SHIVANI SIBAL’S DEBUT novel Equations is a firecracker. It is the kind of book that makes you want to read without pause. She seems to have finely honed instincts about how to pique your curiosity, startle you into silence and make you laugh till your stomach hurts. It is set in Delhi.
The most banal way to read this book is to see it as a story about the downfall of Aahan who is “the only son and heir of the fabulously wealthy Sikand family” and the rise of Rajesh who is “the son of the family’s driver”. These men might think that the world revolves around them but you do not have to buy that. Read the book for Sibal’s astute observations about scions, spiritual materialists and social climbers in the Capital, intertwined in a web of desire and deception.
You will meet rich housewives gossiping about domestic workers who have “turned on their masters” and “forgotten their place” and have “no work ethic”. You will also meet chauffeurs with a “substantial side income” from selling information uttered by “sahib-log” in their fancy cars. The affluent cannot fathom how “lower class types” are able to understand the English they overhear.
Aahan is depicted as a “man-child” who has inherited a bungalow and a business that he struggles to keep.
His emotional outbursts are traced back to a childhood where his mother was occupied with cocktail parties and his father was busy with his mistress, so childcare was outsourced to the staff. Aahan’s inability to work with anger wreaks havoc in his own mind and in the lives of others.
The author stages an elaborate scene to show how Aahan’s fiancée, Parul, has to put up with his unexamined rage. They are attending a farmhouse sangeet for Parul’s friend, the daughter of a mining baron. While Parul is lost in the sounds of the qawwali, Aahan notices her ex-boyfriend Kamal sitting beside her on the floor. He walks past the qawwals, drags Parul out, locks the car and hits her. The strains of ‘Rang’ waft into the car as her eyelid begins bleeding.
Sibal is too talented a writer to make all the connections explicit; she leaves it to you to ask the right questions and lets you figure things out. It is clear that Aahan’s insecurity comes from the fact that he failed to protect his mother when his father cheated on her. Did Aahan restrain himself out of respect, or was he afraid of being disinherited by his father?
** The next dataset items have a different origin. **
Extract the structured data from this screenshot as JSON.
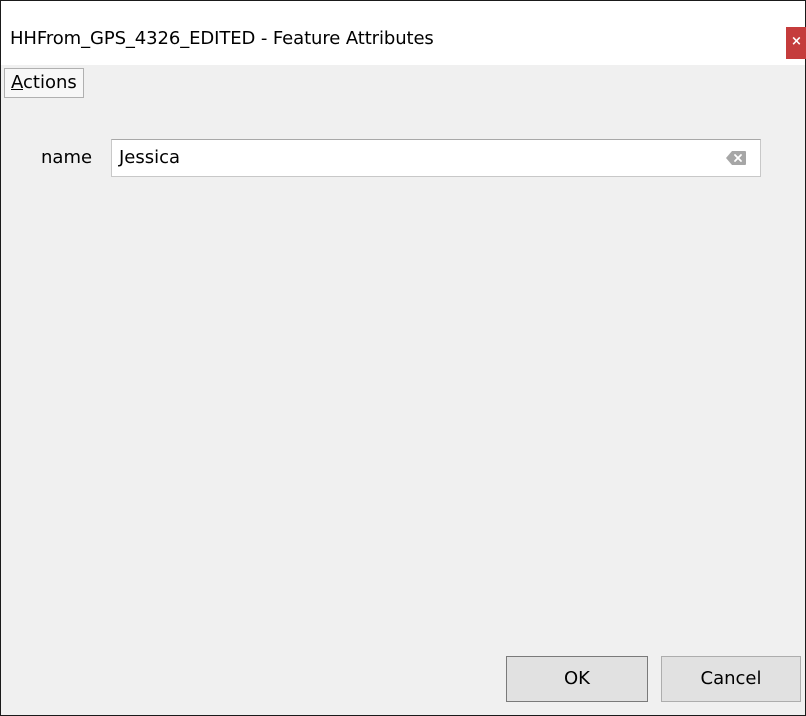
{
  "window": {
    "title": "HHFrom_GPS_4326_EDITED - Feature Attributes",
    "close_icon": "close-icon",
    "close_glyph": "×"
  },
  "menu": {
    "items": [
      {
        "label_prefix": "A",
        "label_rest": "ctions"
      }
    ]
  },
  "form": {
    "fields": [
      {
        "label": "name",
        "value": "Jessica",
        "clear_icon": "clear-icon"
      }
    ]
  },
  "buttons": {
    "ok_label": "OK",
    "cancel_label": "Cancel"
  },
  "colors": {
    "close_bg": "#c53c3c",
    "window_bg": "#f0f0f0",
    "button_bg": "#e1e1e1"
  }
}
He worries that Parul might leave him but he also knows that Parul wants to move up the social ladder. He abuses this knowledge to dominate her.
On another occasion, Aahan almost kills Nooriya—the woman who came into his father’s life as a mistress and later became his second wife. Aahan’s mother was deprived of marital bliss but she did not have to go through a divorce.
His father converted to Islam so that he could have two wives at the same time. Aahan tries to cremate his father without telling Nooriya but she shows up at the opportune moment. He pushes her towards the pyre; Rajesh saves her but she is badly burnt.
Rajesh is portrayed as a street-smart and ambitious man who is fed up living on crumbs and hand-me-downs. He moves out of the staff quarters, gets a college education and becomes a politician. He marries Sana—an American researcher—without breaking up with his Indian girlfriend Guneeta. He hopes that having an American wife, even if she is of Indian heritage, will improve his status. He encourages Sana to be close to Nooriya for greater access to the well-heeled.
Sibal is interested in class dynamics but keeps herself from insinuating that people with deep pockets are fundamentally evil, and people with humble beginnings are essentially virtuous. She watches them with wry amusement, as they walk into a future of their own making.